Review: In The Shadow of No Towers by Art Spiegelman

So, like I said, I went on a graphic novel kick. Having heard bad things about In The Shadow of no Towers I decided to try it out for myself.

Oh, Art.

Spiegelman is a brilliant artist but I begin to suspect that the strength of Maus was pairing him with what was ultimately someone else's narrative. When dealing with his own life Spiegelman tends to be claustrophobically interior. He doesn't require broader strokes of perspective for what he already knows. In The Shadow of No Towers could have been a brilliant book if he had been able to step back from the material. As a cathartic work the emotion represented is a fair representation of how a section of the population felt. As a graphic novel it fails. If the name wasn't on the cover, the work wouldn't be in the bookstore as stand alone content.

Using perhaps half a dozen pages Spiegelman focuses on very little. It's not that he is wrong in his emotion. That is how he felt. That is what he thought. But why do we care? Why is his inability to settle his mind of emotional importance to the reader? Without a narrative other than "9/11 made me feel crazy and I am angry at my government's response" there is no emotional connection. Further distancing the reader is the combination of styles. Drawing stylistically on pre 1920 news cartoons with a strong Crumb influence, Spiegelman confuses the casual reader. (I have a pretty deep knowledge of the history, so I understood what he was doing with it.) Most readers are going to scratch their heads and say WTF? I wish he had taken these iconic characters and assigned them roles if he felt it important to include them at all. Perhaps turning to these familiar images helped him gain the emotional distance he needed to work the strips. It's hard to say because the content is so slight. Refreshingly, this is a 9/11 concerned work that doesn't feel a need to demonize half the world. Regrettably, Spiegelman is in the inside job camp of conspiracy theory. (He eases off the throttle toward the end.) While Bush & Cheney certainly hijacked the attack for their own ends, focusing on hatred of them dilutes the power of what happened in New York. I did not leave the scant pages of In The Shadow of No Towers with a deeper understanding of anything. It makes me sad that I can't recommend it.

07 March, 2012

Review: Persepolis 2 The Story of a Return by Marjane Satrapi

 Having talked about Persepolis: The Story of a Childhood I suppose I should address the sequel. Most people are going to read these two books in one volume. I almost wish they were not packaged together. While the story Marjane tells in this second section of her life is no less compelling it is less universal. 
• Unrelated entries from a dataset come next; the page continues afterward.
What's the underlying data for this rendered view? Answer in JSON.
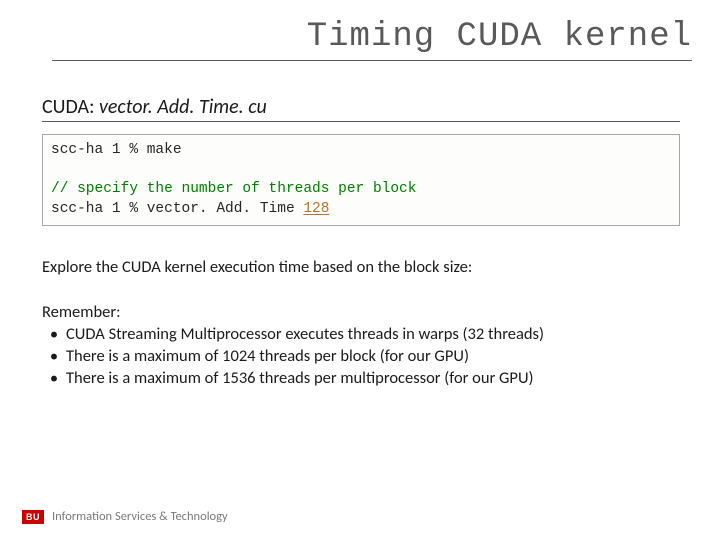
{
  "title": "Timing CUDA kernel",
  "section": {
    "prefix": "CUDA: ",
    "filename": "vector. Add. Time. cu"
  },
  "code": {
    "line1_prompt": "scc-ha 1 % ",
    "line1_cmd": "make",
    "comment": "// specify the number of threads per block",
    "line2_prompt": "scc-ha 1 % ",
    "line2_cmd": "vector. Add. Time ",
    "line2_arg": "128"
  },
  "explore_text": "Explore the CUDA kernel execution time based on the block size:",
  "remember": {
    "heading": "Remember:",
    "bullets": [
      "CUDA Streaming Multiprocessor executes threads in warps (32 threads)",
      "There is a maximum of 1024 threads per block (for our GPU)",
      "There is a maximum of 1536 threads per multiprocessor (for our GPU)"
    ]
  },
  "footer": {
    "logo": "BU",
    "org": "Information Services & Technology"
  }
}
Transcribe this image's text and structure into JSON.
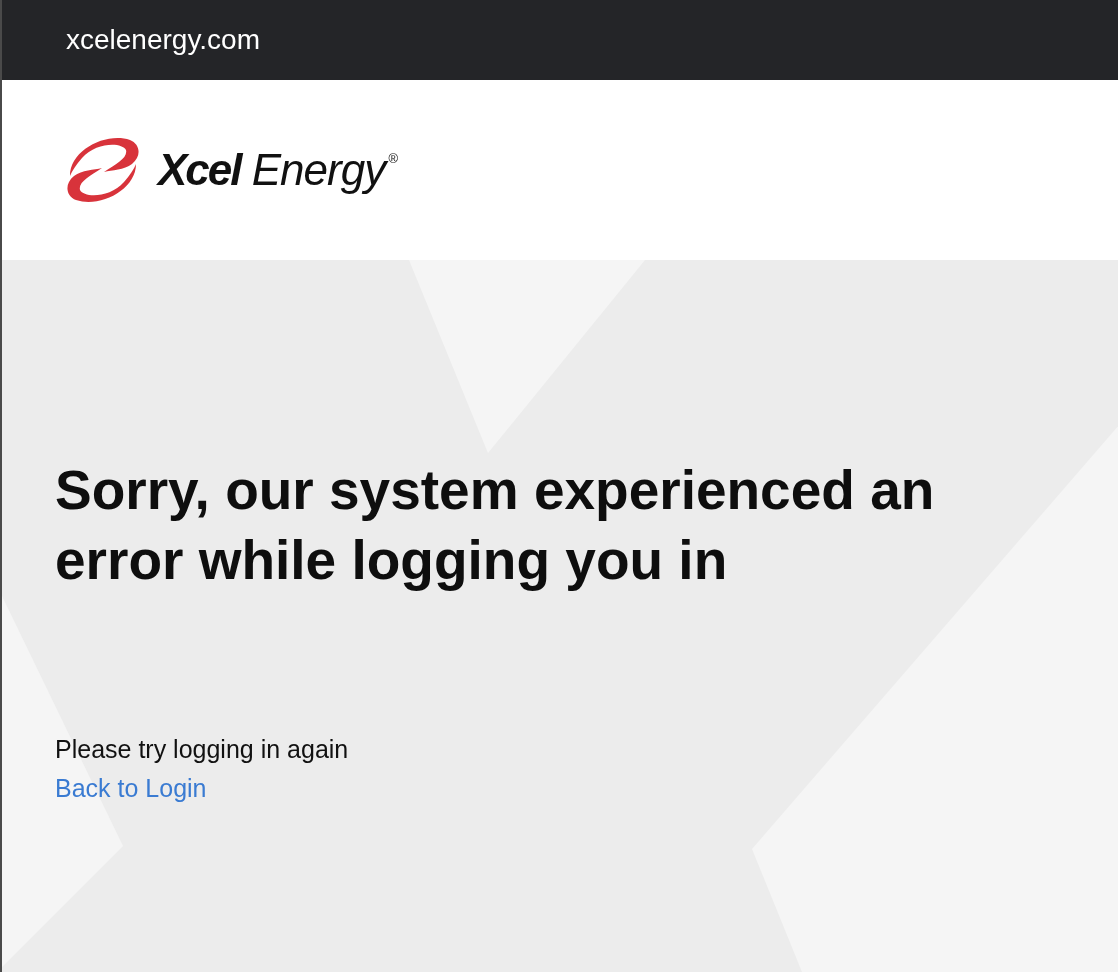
{
  "browser_bar": {
    "url": "xcelenergy.com"
  },
  "header": {
    "logo": {
      "wordmark": "**Xcel** Energy$^{®}$"
    }
  },
  "error": {
    "heading": "Sorry, our system experienced an error while logging you in",
    "message": "Please try logging in again",
    "link": "Back to Login"
  }
}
In the first, Satrapi is a young child at the mercy of the forces around her. In the second she is a young adult making the sorts of bad choices many young adults make. Because she is in some control it is easier for the reader to judge her. In judging her the tale loses some of it's universal power. Where young Satrapi is grounded in her family, teenage Satrapi is lost. Her focus moves from the external to the internal. Having become an expatriate she is without family or culture to sustain her during some very formative years. She falls into self destructive habits that ultimately force her back to Iran. As much as Satrapi has changed (her parents don't recognize her) so too has her country. Now we are in an Iran Westerners feel comfortable with. Her struggles feel less immediate, there is a distance that one doesn't feel in The Story of a Childhood. I think the author is a remarkable woman and a remarkable talent. I am certain that some of the events she depicts so honestly in The Story of a Return haunt her to this day. It is to her immense credit that she neither excuses nor defends herself from reader censure. Satrapi reports her life and then stands beside it. 

In The Story of a Return Satrapi covers the drug years, the misguided love years, the years of finding herself in small rebellions that wouldn't have been open to a woman of a different class. She acknowledges her privileges and her limitations. Ultimately, like many displaced by war, the author realizes that she cannot live in her home country again. It is something often forgotten when we discuss immigrants. They are caught between worlds, having children that will always be slightly alien to them, trying to assimilate into a culture they didn't truly choose. When Germany unified all East Germans woke up in another country. The streets were the same, the neighbors were the same, but their home was forever gone. No matter how much they longed for freedom, that is a massive adjustment one can only imperfectly make. I hope there is, or will be, a third volume of Persepolis (The Story of Exile?) covering these years for Satrapi. She has had great success in her adopted country but I wonder what the cost was. 

04 March, 2012

Review: Persepolis, The Story of A Childhood by Marjane Satrapi

Last night I was discussing Habibi and it's affection for rape. Passages of Habibi put me in mind of contrasting passages from Persepolis. There is a scene with Satrapi's mother early in the revolution. she is accosted by a group of young men who threaten her with rape. Late in the book a young refugee is raped and executed. Both of these events happen offscreen. The effect of the events on Satrapi's family is the focus, not the events themselves. There is no loving close up of violence against women. Any close up is on the revulsion and fear that violence created. Two panels of violence's aftermath is more realistic than anything in Habibi. Women live in the constant shadow of sexual violence in a way men, although often victims themselves, do not. While Habibi used this violence frequently, in Persepolis it is barely mentioned but far more devastating.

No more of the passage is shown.